異なるネットワークと通信を行う際は、PCなどと同様にデフォルトゲートウェイに通信を
転送します。

スイッチでデフォルトゲートウェイの設定を行うには、
グローバルコンフィグレーションモードで、次のip default-gatewayコマンドを実行します。

(config)# ip default-gateway <デフォルトゲートウェイのIPアドレス>


2-2.VLANの基本設定

■2-2-1.作成出来るVLANの範囲

スイッチで使用出来るVLAN番号は機種によって違いはありますが、多いものだと
1 ~ 4094の番号が使用可能となっています。
そのうち、 1 ~ 1005までは標準範囲のVLANで、1006 ~ 4094までのは拡張範囲のVLANと
なります。
また、標準範囲の「1」「1002~1005」は作成されています。

標準範囲の1002 ~ 1005 は、トークンリングおよびファイバ分散データ、インターフェイス(FDDI)の
VLANとなっている為、1 ~ 1001までを使用する事になります。

標準範囲のVLANを作成した場合、VLANデータベースに(vlan.datファイル)に保存されますが、
拡張範囲のVLANを作成した場合は、running-configに保存されます。


■2-2-2.VLANの作成

デフォルトでは、全てのポートがVLANに1に所属しており、どのポートに接続してもPC同士の
通信が出来る状態になっています。

VLANの作成は、VLANデータベースコンフィグレーションモードグローバル
コンフィグレーションモード
から行います。
 
▶︎ VLANデータベースコンフィグレーションモードでのVLANの作成
VLANデータベースコンフィグレーションモードに移行するには、特権EXECモードで、
次の vlan databaseコマンドを実行します。

# vlan database

続いて、VLANデータベースコンフィグレーションモードで次の vlanコマンドを実行して、
VLANを作成します。VLAN名は省略出来ます。

(vlan)# vlan <vlan番号> [name <vlan名>]

上記のコマンドでVLANを作成した後、設定を確定させるには、exitコマンドを入力して
特権EXECモードに戻るか、VLANデータベースコンフィグレーションモードで次の applyコマンド
実行します。

(vlan)# apply

 
▶︎ グローバルコンフィグレーションモードでのVLANの作成
VLANの作成するには、グローバルコンフィグレーションモードで次のvlanコマンドを実行します。

(config)# vlan <vlan番号>

<vlan番号>には作成したいVLAN番号を指定します。機種によって違いはありますが、
1 ~ 4094の番号が使用可能です。

vlanコマンドを入力すると、VLANコンフィグレーションモードに変わり、
プロンプトも「(config-vlan)#」に変わります。
そこで次の nameコマンドを実行します。

(config-vlan)# name <vlan名>

指定しなかった場合、自動でVLAN番号に合わせた名前が付きます。

上記のコマンドでVLANを作成した後、設定を確定させるには、exitコマンドendコマンド
入力してVLANコンフィグレーションモードを終了します。

(config-vlan)# exit


■ 2-2-3.VLANの削除

VLANを削除するには、VLANコンフィグレーションモードまたは、
グローバルコンフィグレーションモードで次の no vlanコマンドを実行します。

# vlan database
(vlan)# no vlan < vlan番号 >
(config)# no vlan < vlan番号 >

なお、デフォルトで作成しているVLANは削除出来ません。
要は、vlan1は削除出来ません


■ 2-2-4.アクセスポートの設定

VLANを作成しただけでは、スイッチ内を仮想的に分けるグループを作成しただけとなり、
各インターフェイスはVLAN1に所属したままです。
各インターフェイスに所属するVLANを指定し、アクセスポートにするには以下の手順です。

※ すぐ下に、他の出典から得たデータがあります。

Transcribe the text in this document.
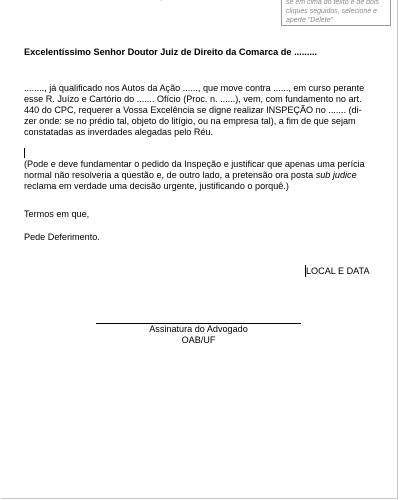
se em cima do texto e de dois
cliques seguidos, selecione e
aperte "Delete"
Excelentíssimo Senhor Doutor Juiz de Direito da Comarca de .........
........, já qualificado nos Autos da Ação ......, que move contra ......, em curso perante
esse R. Juízo e Cartório do ....... Ofício (Proc. n. ......), vem, com fundamento no art.
440 do CPC, requerer a Vossa Excelência se digne realizar INSPEÇÃO no ....... (di-
zer onde: se no prédio tal, objeto do litígio, ou na empresa tal), a fim de que sejam
constatadas as inverdades alegadas pelo Réu.
(Pode e deve fundamentar o pedido da Inspeção e justificar que apenas uma perícia
normal não resolveria a questão e, de outro lado, a pretensão ora posta sub judice
reclama em verdade uma decisão urgente, justificando o porquê.)
Termos em que,
Pede Deferimento.
LOCAL E DATA
Assinatura do Advogado
OAB/UF
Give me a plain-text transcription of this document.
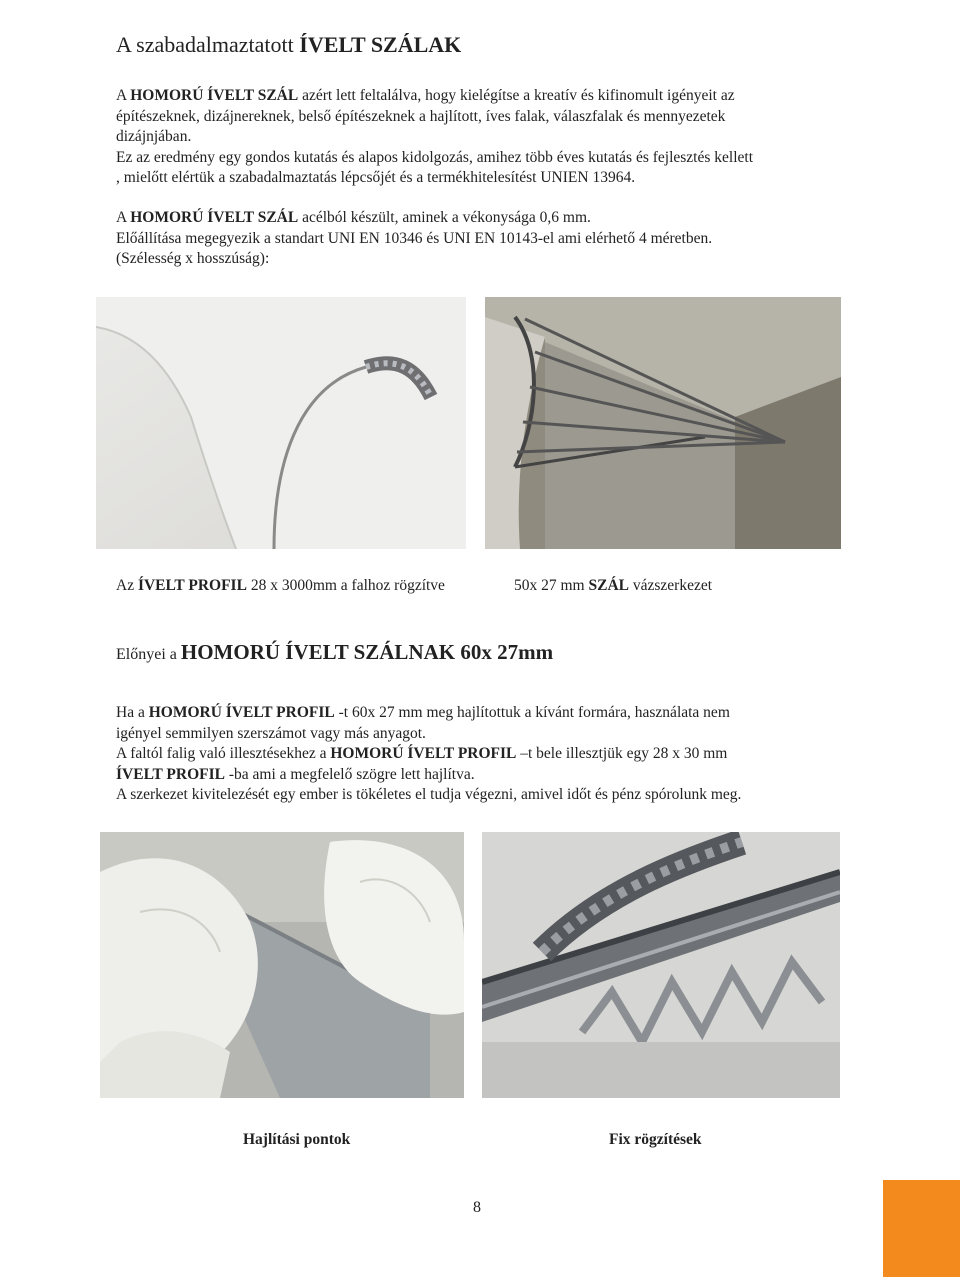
A szabadalmaztatott ÍVELT SZÁLAK
A HOMORÚ ÍVELT SZÁL azért lett feltalálva, hogy kielégítse a kreatív és kifinomult igényeit az
építészeknek, dizájnereknek, belső építészeknek a hajlított, íves falak, válaszfalak és mennyezetek
dizájnjában.
Ez az eredmény egy gondos kutatás és alapos kidolgozás, amihez több éves kutatás és fejlesztés kellett
, mielőtt elértük a szabadalmaztatás lépcsőjét és a termékhitelesítést UNIEN 13964.
A HOMORÚ ÍVELT SZÁL acélból készült, aminek a vékonysága 0,6 mm.
Előállítása megegyezik a standart UNI EN 10346 és UNI EN 10143-el ami elérhető 4 méretben.
(Szélesség x hosszúság):
Az ÍVELT PROFIL 28 x 3000mm a falhoz rögzítve	50x 27 mm SZÁL vázszerkezet
Előnyei a HOMORÚ ÍVELT SZÁLNAK 60x 27mm
Ha a HOMORÚ ÍVELT PROFIL -t 60x 27 mm meg hajlítottuk a kívánt formára, használata nem
igényel semmilyen szerszámot vagy más anyagot.
A faltól falig való illesztésekhez a HOMORÚ ÍVELT PROFIL –t bele illesztjük egy 28 x 30 mm
ÍVELT PROFIL -ba ami a megfelelő szögre lett hajlítva.
A szerkezet kivitelezését egy ember is tökéletes el tudja végezni, amivel időt és pénz spórolunk meg.
Hajlítási pontok	Fix rögzítések
8
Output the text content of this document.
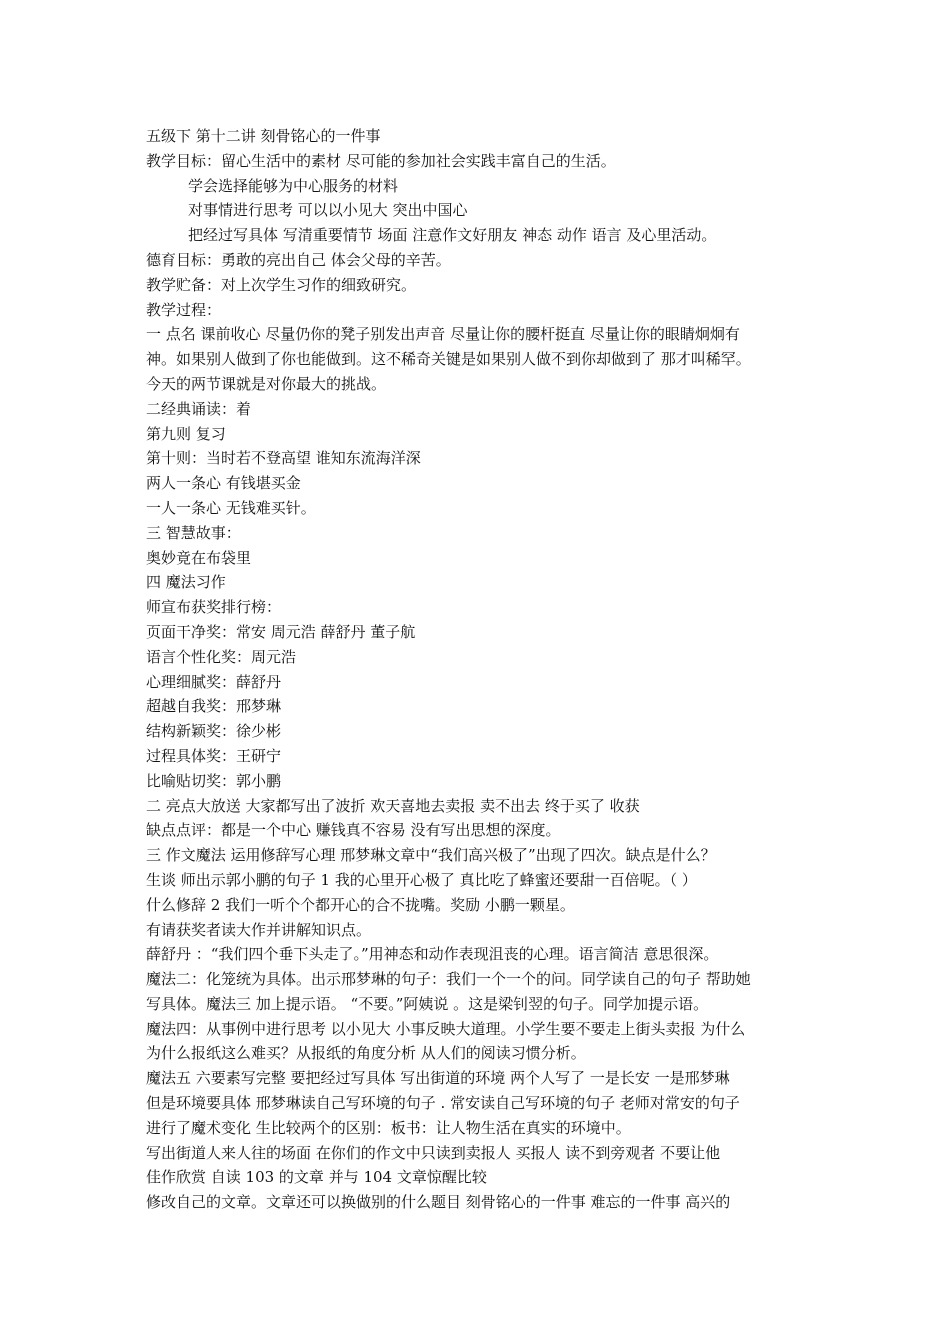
五级下 第十二讲 刻骨铭心的一件事
教学目标：留心生活中的素材 尽可能的参加社会实践丰富自己的生活。
学会选择能够为中心服务的材料
对事情进行思考 可以以小见大 突出中国心
把经过写具体 写清重要情节 场面 注意作文好朋友 神态 动作 语言 及心里活动。
德育目标：勇敢的亮出自己 体会父母的辛苦。
教学贮备：对上次学生习作的细致研究。
教学过程：
一 点名 课前收心 尽量仍你的凳子别发出声音 尽量让你的腰杆挺直 尽量让你的眼睛炯炯有
神。如果别人做到了你也能做到。这不稀奇关键是如果别人做不到你却做到了 那才叫稀罕。
今天的两节课就是对你最大的挑战。
二经典诵读：着
第九则 复习
第十则：当时若不登高望 谁知东流海洋深
两人一条心 有钱堪买金
一人一条心 无钱难买针。
三 智慧故事：
奥妙竟在布袋里
四 魔法习作
师宣布获奖排行榜：
页面干净奖：常安 周元浩 薛舒丹 董子航
语言个性化奖：周元浩
心理细腻奖：薛舒丹
超越自我奖：邢梦琳
结构新颖奖：徐少彬
过程具体奖：王研宁
比喻贴切奖：郭小鹏
二 亮点大放送 大家都写出了波折 欢天喜地去卖报 卖不出去 终于买了 收获
缺点点评：都是一个中心 赚钱真不容易 没有写出思想的深度。
三 作文魔法 运用修辞写心理 邢梦琳文章中“我们高兴极了”出现了四次。缺点是什么？
生谈 师出示郭小鹏的句子 1 我的心里开心极了 真比吃了蜂蜜还要甜一百倍呢。（ ）
什么修辞 2 我们一听个个都开心的合不拢嘴。奖励 小鹏一颗星。
有请获奖者读大作并讲解知识点。
薛舒丹 ：“我们四个垂下头走了。”用神态和动作表现沮丧的心理。语言简洁 意思很深。
魔法二：化笼统为具体。出示邢梦琳的句子：我们一个一个的问。同学读自己的句子 帮助她
写具体。魔法三 加上提示语。 “不要。”阿姨说 。这是梁钊翌的句子。同学加提示语。
魔法四：从事例中进行思考 以小见大 小事反映大道理。小学生要不要走上街头卖报 为什么
为什么报纸这么难买？从报纸的角度分析 从人们的阅读习惯分析。
魔法五 六要素写完整 要把经过写具体 写出街道的环境 两个人写了 一是长安 一是邢梦琳
但是环境要具体 邢梦琳读自己写环境的句子 . 常安读自己写环境的句子 老师对常安的句子
进行了魔术变化 生比较两个的区别：板书：让人物生活在真实的环境中。
写出街道人来人往的场面 在你们的作文中只读到卖报人 买报人 读不到旁观者 不要让他
佳作欣赏 自读 103 的文章 并与 104 文章惊醒比较
修改自己的文章。文章还可以换做别的什么题目 刻骨铭心的一件事 难忘的一件事 高兴的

① インターフェイスコンフィグレーションモードに移行する
② モードをアクセスに設定する
③ VLANを指定する
④ 物理インターフェースを使えるようにする(必要が有れば)

① インターフェイスコンフィグレーションモードに移行する
グローバルコンフィグレーションモードで interfaceコマンドを実行する

(config)# interface < インターフェイス >

<インターフェイス>には、fastEthernet 0/0のように設定したいインターフェイスを
指定してください。

② モードをアクセスに設定する
モードをアクセスに設定するには、インターフェイスコンフィグレーションモードで、
次の switchport modeコマンドを実行します。

(config-if)# switchport mode access

③ VLANを指定する
VLANを指定するには、次のswitchport accessコマンドを実行します。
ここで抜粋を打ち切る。